Our sensory life is a story of wanted and unwanted touches. Unknown hands touching our bodies while lifting our wheelchair because there are no ramps at a restaurant. Unknown people forcefully holding our hand even when we have our white cane with us. Known bodies looking at us with pity, making us feel unattractive. Known bodies avoiding touching our body as if we bring the plague. It is not surprising that there are many amongst us who don’t want sex or any form of physical intimacy. Many of us are just tired of playing this game.

Even dating is hard. There is too much work, and possible trauma involved in the entire process. Find a dating app that is accessible. Tricky. Look for a date who doesn’t find disabled bodies unattractive. Difficult. Look for a date who isn’t just trying to take advantage of your disability. Very difficult. Finding an accessible restaurant. Extremely difficult. After a few failures and unrequited humiliation, anyone will give up.

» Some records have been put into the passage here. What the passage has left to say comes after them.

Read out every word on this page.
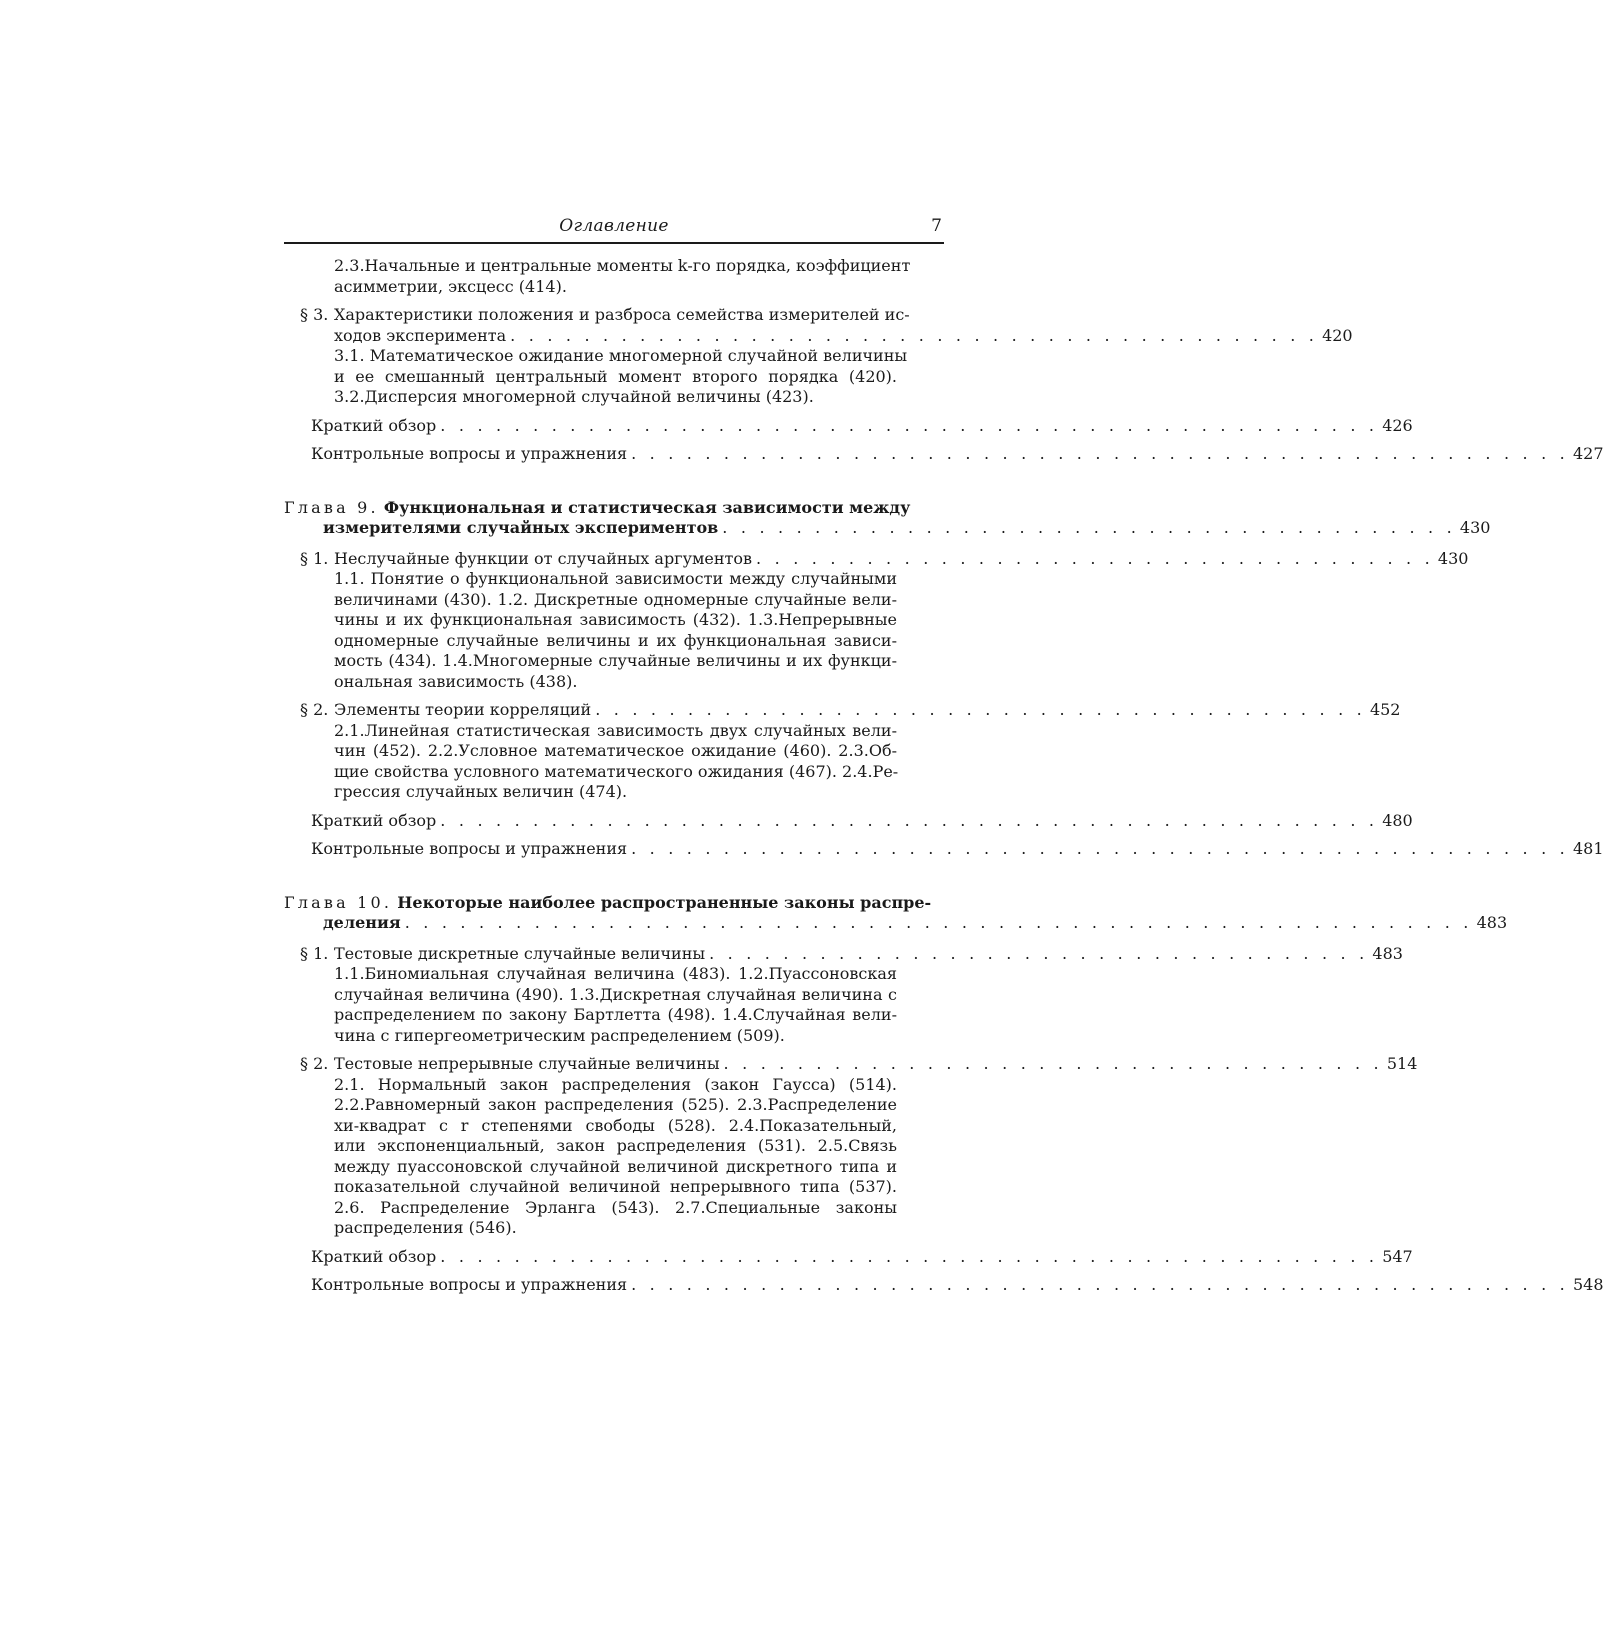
Оглавление	7
2.3.Начальные и центральные моменты k-го порядка, коэффициент
асимметрии, эксцесс (414).
§ 3. Характеристики положения и разброса семейства измерителей ис-
ходов эксперимента . . . . . . . . . . . . . . . . . . . . . . . . . . . . . . . . . . . . . . . . . . . . 420
3.1. Математическое ожидание многомерной случайной величины
и ее смешанный центральный момент второго порядка (420).
3.2.Дисперсия многомерной случайной величины (423).
Краткий обзор . . . . . . . . . . . . . . . . . . . . . . . . . . . . . . . . . . . . . . . . . . . . . . . . . . . 426
Контрольные вопросы и упражнения . . . . . . . . . . . . . . . . . . . . . . . . . . . . . . . . . . . . . . . . . . . . . . . . . . . 427
Глава 9. Функциональная и статистическая зависимости между
измерителями случайных экспериментов . . . . . . . . . . . . . . . . . . . . . . . . . . . . . . . . . . . . . . . . 430
§ 1. Неслучайные функции от случайных аргументов . . . . . . . . . . . . . . . . . . . . . . . . . . . . . . . . . . . . . 430
1.1. Понятие о функциональной зависимости между случайными
величинами (430). 1.2. Дискретные одномерные случайные вели-
чины и их функциональная зависимость (432). 1.3.Непрерывные
одномерные случайные величины и их функциональная зависи-
мость (434). 1.4.Многомерные случайные величины и их функци-
ональная зависимость (438).
§ 2. Элементы теории корреляций . . . . . . . . . . . . . . . . . . . . . . . . . . . . . . . . . . . . . . . . . . 452
2.1.Линейная статистическая зависимость двух случайных вели-
чин (452). 2.2.Условное математическое ожидание (460). 2.3.Об-
щие свойства условного математического ожидания (467). 2.4.Ре-
грессия случайных величин (474).
Краткий обзор . . . . . . . . . . . . . . . . . . . . . . . . . . . . . . . . . . . . . . . . . . . . . . . . . . . 480
Контрольные вопросы и упражнения . . . . . . . . . . . . . . . . . . . . . . . . . . . . . . . . . . . . . . . . . . . . . . . . . . . 481
Глава 10. Некоторые наиболее распространенные законы распре-
деления . . . . . . . . . . . . . . . . . . . . . . . . . . . . . . . . . . . . . . . . . . . . . . . . . . . . . . . . . . 483
§ 1. Тестовые дискретные случайные величины . . . . . . . . . . . . . . . . . . . . . . . . . . . . . . . . . . . . 483
1.1.Биномиальная случайная величина (483). 1.2.Пуассоновская
случайная величина (490). 1.3.Дискретная случайная величина с
распределением по закону Бартлетта (498). 1.4.Случайная вели-
чина с гипергеометрическим распределением (509).
§ 2. Тестовые непрерывные случайные величины . . . . . . . . . . . . . . . . . . . . . . . . . . . . . . . . . . . . 514
2.1. Нормальный закон распределения (закон Гаусса) (514).
2.2.Равномерный закон распределения (525). 2.3.Распределение
хи-квадрат с r степенями свободы (528). 2.4.Показательный,
или экспоненциальный, закон распределения (531). 2.5.Связь
между пуассоновской случайной величиной дискретного типа и
показательной случайной величиной непрерывного типа (537).
2.6. Распределение Эрланга (543). 2.7.Специальные законы
распределения (546).
Краткий обзор . . . . . . . . . . . . . . . . . . . . . . . . . . . . . . . . . . . . . . . . . . . . . . . . . . . 547
Контрольные вопросы и упражнения . . . . . . . . . . . . . . . . . . . . . . . . . . . . . . . . . . . . . . . . . . . . . . . . . . . 548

Our imagination is made up of countries where they give disabled people extra money so they can have sex. In that world, there are sex therapists, sex surrogates and sex facilitators. There is the idea of sexual citizenship. In India though, when we don’t even get proper welfare or medical insurance, it is foolish to expect the state to embrace the idea of sexual citizenship. Even everyday accessibility in physical and digital spheres is a far-fetched dream. The ableism in our society is so deeply entrenched that it is never even acknowledged. And that attitude is reflected in the people around us. Will anyone ever accept that they find us unattractive because of our disability? No, they will never acknowledge it. It makes them seem like terrible people.

One of the worst aspects of this denial is that everything around disability in this country is about individuals and everything around them is turned into tokenism and inspiration porn. Without accessibility, most disabled people have to depend on the people around them and are denied the opportunity of leading an independent life. Forget sex, just going to college, or hanging out with your friends is an impossible task if your caretakers or friends are not ready to slug it out with you. After a point, this grind of navigating spaces which are openly hostile to your bodies becomes exhausting. The world practices ableism in all forms without the culpability of discriminatory behaviour.

Over the years, I have had much advice to give to people. Try and love yourself. Love your body. Use sex toys for pleasure. Explore your body in every way possible. Which is all fine, except that most of us are not looking for pleasure or even sex when we put ourselves out into the world. What we are looking for is validation. Validation of ourselves as human beings. Validation of our sexuality. Validation of our bodies. When you live with a ‘minority’ body, this search is a lifelong journey which defines how you see yourself and after a while there is so much coping and healing on your plate that you might give up on this validation.

Being sexual can be an adventurous act for persons with disabilities. There is always a risk of being shamed. Or being laughed at. We don’t have to try very hard to find self-doubt. The able-bodied world keeps finding ways to exclude us. We don’t have the ‘chemistry’ to date able-bodied people. We don’t have access to places where you can safely have sex. We don’t have easy access to sex toys. We don’t have privacy within our homes. We don’t even have complete autonomy over our body.

Despite all that, disabled people continue to search for little safe spaces of pleasure. Plan sexual adventures even when they don’t materialize. Find comfort in heteronormative structures like marriage which are sometimes the only way for them to exercise their sexual agency. Others discover queer joy in their bodies. All of us just want to be seen. We want to be loved. We want to be attractive and desired. But above all, we want to be ourselves. Not normal, not abnormal, just beautiful human beings. Romantic, passionate, sexy. Is that too much to ask for?